Digging around some more: on line 334 there seems to be a case where a loop containing an if/else block might create a default target for the tpg if a default portal was found:
for portal in ${OCF_RESKEY_portals}; do
if [ $portal != ${OCF_RESKEY_portals_default} ] ; then
IFS=':' read -a sep_portal <<< "$portal"
ocf_run targetcli /iscsi/${OCF_RESKEY_iqn}/tpg1/portals create "${sep_porta$
else
ocf_run targetcli /iscsi create ${OCF_RESKEY_iqn} || exit $OCF_ERR_GENERIC
fi
done
This is later on not checked before the actual function that is supposed to create the target and this causes the issue.
So specifying a portal="0.0.0.0.0:3260" or no portal at all wil cause iSCSITarget to fail since LIO-T will have created a target automatically before the RA reaches the point where it wants to create the target itself.

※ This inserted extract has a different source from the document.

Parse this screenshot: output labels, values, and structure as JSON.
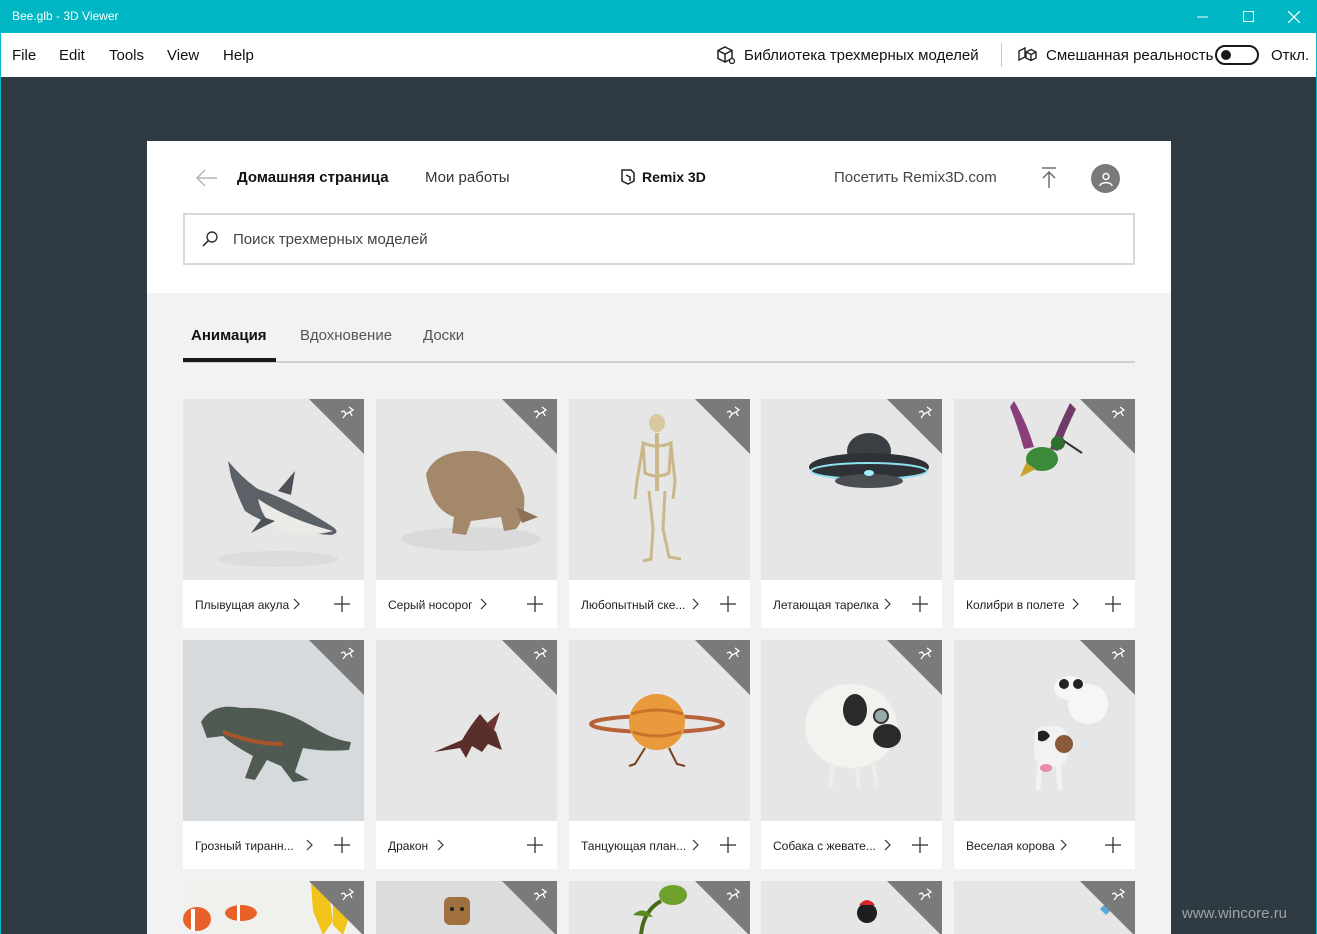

Manually enumerating all the portals for a target resolves this, but isn't really what you want.
On Fri, Aug 25, 2017 at 07:45:22AM -0700, John Keates wrote:
The iSCSITarget RA never succeeds in automatically starting a target. It seems to first create the target and then tries to create it again (which obviously fails),
The start action must be idempotent, so this is already a problem. The relevant error is this:
ERROR: This Target already exists in configFS
and then exit with error 1. Checking targetcli shows the target, so it's not exiting gracefully either.
Manually starting it twice with pcs resource debug-start does make it work, but then it still fails in a different way: it never adds the target portal so no connections from initiators can be made.
Did you try to post to the pacemaker ML? You may get more audience there about RA behaviour.
Did you open a bug with Debian?
any news or how to fix that?
Not from me, sorry. We moved our setup away from HA Clustered to HA load-balanced with plenty of spare capacity to have stuff fail without impact.
Hit this bug too on centos 7.6.1810
Patch fixes the startup. But I needed changing the resource with pcs resource update
The patch in PR 1239 above should fix this issue for you.
How can I see what version CentOS is using ? The agent is in package: resource-agents-4.1.1-12.el7_6.8.x86_64
It isnt available in a release yet, but you should be able patch it manually, or report to CentOS that the patch should be applied to their current version.
Thanks, I have it patched manually for now. But I want to make sure when I upgrade the package it is with the right version. Is the automatic portal generation also fixed ?
The iSCSITarget RA never succeeds in automatically starting a target. It seems to first create the target and then tries to create it again (which obviously fails), and then exit with error 1. Checking targetcli shows the target, so it's not exiting gracefully either.
Manually starting it twice with pcs resource debug-start does make it work, but then it still fails in a different way: it never adds the target portal so no connections from initiators can be made.
The target primitive is about as simple as it gets:
corosync: 2.4.2 pacemaker: 1.1.16 targetcli-fb: 2.1.43 OS: Debian 9.1
The RA scripts were one revision behind the ones in this repo, the only difference was targetcli lock file sharing between LUN and Target setup. I replaced the ones I had with the ones from the repo, but that didn't change anything (and I didn't really expect it to).